Yes, and yes. The sibling comment here about liquidation preferences is correct, and these separate incentives are usually structured as retention incentives — eg, compensation for future work with the acquiring company.

Shareholders are of course free to sue the board for acting outside of the interests of the shareholders overall, but this happens very rarely because typically the company would otherwise be shutting down and it’s very hard to make the argument that the deal undervalues common shareholders’ shares.

Because “shares” are not all the same. Preferred vs common, so unless you negotiated some kind of preferred share terms, assume your shares are worthless. For a non publicly listed company. For a publicly listed company, the details are all publicly available, so the different types of shares will have their different prices be easily available to see.
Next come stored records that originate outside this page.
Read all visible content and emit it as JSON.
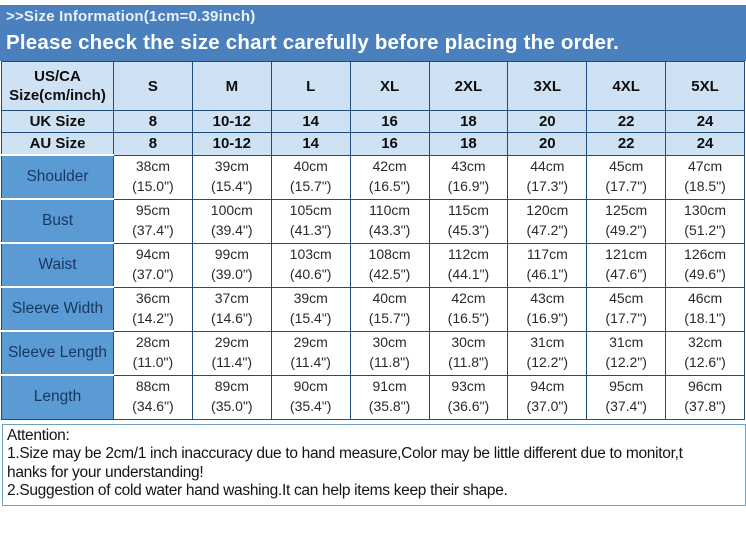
{
  "banner": {
    "line1": ">>Size Information(1cm=0.39inch)",
    "line2": "Please check the size chart carefully before placing the order."
  },
  "table": {
    "corner_header_line1": "US/CA",
    "corner_header_line2": "Size(cm/inch)",
    "size_columns": [
      "S",
      "M",
      "L",
      "XL",
      "2XL",
      "3XL",
      "4XL",
      "5XL"
    ],
    "uk_row": {
      "label": "UK Size",
      "values": [
        "8",
        "10-12",
        "14",
        "16",
        "18",
        "20",
        "22",
        "24"
      ]
    },
    "au_row": {
      "label": "AU Size",
      "values": [
        "8",
        "10-12",
        "14",
        "16",
        "18",
        "20",
        "22",
        "24"
      ]
    },
    "measurement_rows": [
      {
        "label": "Shoulder",
        "cm": [
          "38cm",
          "39cm",
          "40cm",
          "42cm",
          "43cm",
          "44cm",
          "45cm",
          "47cm"
        ],
        "inch": [
          "(15.0\")",
          "(15.4\")",
          "(15.7\")",
          "(16.5\")",
          "(16.9\")",
          "(17.3\")",
          "(17.7\")",
          "(18.5\")"
        ]
      },
      {
        "label": "Bust",
        "cm": [
          "95cm",
          "100cm",
          "105cm",
          "110cm",
          "115cm",
          "120cm",
          "125cm",
          "130cm"
        ],
        "inch": [
          "(37.4\")",
          "(39.4\")",
          "(41.3\")",
          "(43.3\")",
          "(45.3\")",
          "(47.2\")",
          "(49.2\")",
          "(51.2\")"
        ]
      },
      {
        "label": "Waist",
        "cm": [
          "94cm",
          "99cm",
          "103cm",
          "108cm",
          "112cm",
          "117cm",
          "121cm",
          "126cm"
        ],
        "inch": [
          "(37.0\")",
          "(39.0\")",
          "(40.6\")",
          "(42.5\")",
          "(44.1\")",
          "(46.1\")",
          "(47.6\")",
          "(49.6\")"
        ]
      },
      {
        "label": "Sleeve Width",
        "cm": [
          "36cm",
          "37cm",
          "39cm",
          "40cm",
          "42cm",
          "43cm",
          "45cm",
          "46cm"
        ],
        "inch": [
          "(14.2\")",
          "(14.6\")",
          "(15.4\")",
          "(15.7\")",
          "(16.5\")",
          "(16.9\")",
          "(17.7\")",
          "(18.1\")"
        ]
      },
      {
        "label": "Sleeve Length",
        "cm": [
          "28cm",
          "29cm",
          "29cm",
          "30cm",
          "30cm",
          "31cm",
          "31cm",
          "32cm"
        ],
        "inch": [
          "(11.0\")",
          "(11.4\")",
          "(11.4\")",
          "(11.8\")",
          "(11.8\")",
          "(12.2\")",
          "(12.2\")",
          "(12.6\")"
        ]
      },
      {
        "label": "Length",
        "cm": [
          "88cm",
          "89cm",
          "90cm",
          "91cm",
          "93cm",
          "94cm",
          "95cm",
          "96cm"
        ],
        "inch": [
          "(34.6\")",
          "(35.0\")",
          "(35.4\")",
          "(35.8\")",
          "(36.6\")",
          "(37.0\")",
          "(37.4\")",
          "(37.8\")"
        ]
      }
    ]
  },
  "attention": {
    "lines": [
      "Attention:",
      "1.Size may be 2cm/1 inch inaccuracy due to hand measure,Color may be little different due to monitor,t",
      "hanks for your understanding!",
      "2.Suggestion of cold water hand washing.It can help items keep their shape."
    ]
  },
  "colors": {
    "banner_blue": "#4a80bd",
    "light_blue": "#cfe2f3",
    "label_blue": "#5b9bd5",
    "border_navy": "#1f4e79",
    "label_text": "#17375e"
  }
}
  • If that's true, when a startup is making you an offer for ISOs of common shares, and explaining it... how likely are they to know that, in event of a successful exit for the startup, your shares would be diluted and preferenced to 0 value?

    (The two most recent offer equity components I accepted were "2%" and "a million shares". On the latter, an upper exec did a kind of deal-closer meeting for their offer, showing me a spreadsheet, estimating how much the options would be worth if there were an exit in X years at $Y valuation.)

    • > If that's true, when a startup is making you an offer for ISOs of common shares, and explaining it... how likely are they to know that, in event of a successful exit for the startup, your shares would be diluted and preferenced to 0 value?

      If they have any experience, or even just browse a forum like this, they should be 100% likely to know. The person on the opposite side of the negotiating table has a goal of giving you as little as possible in exchange for your work (and vice versa).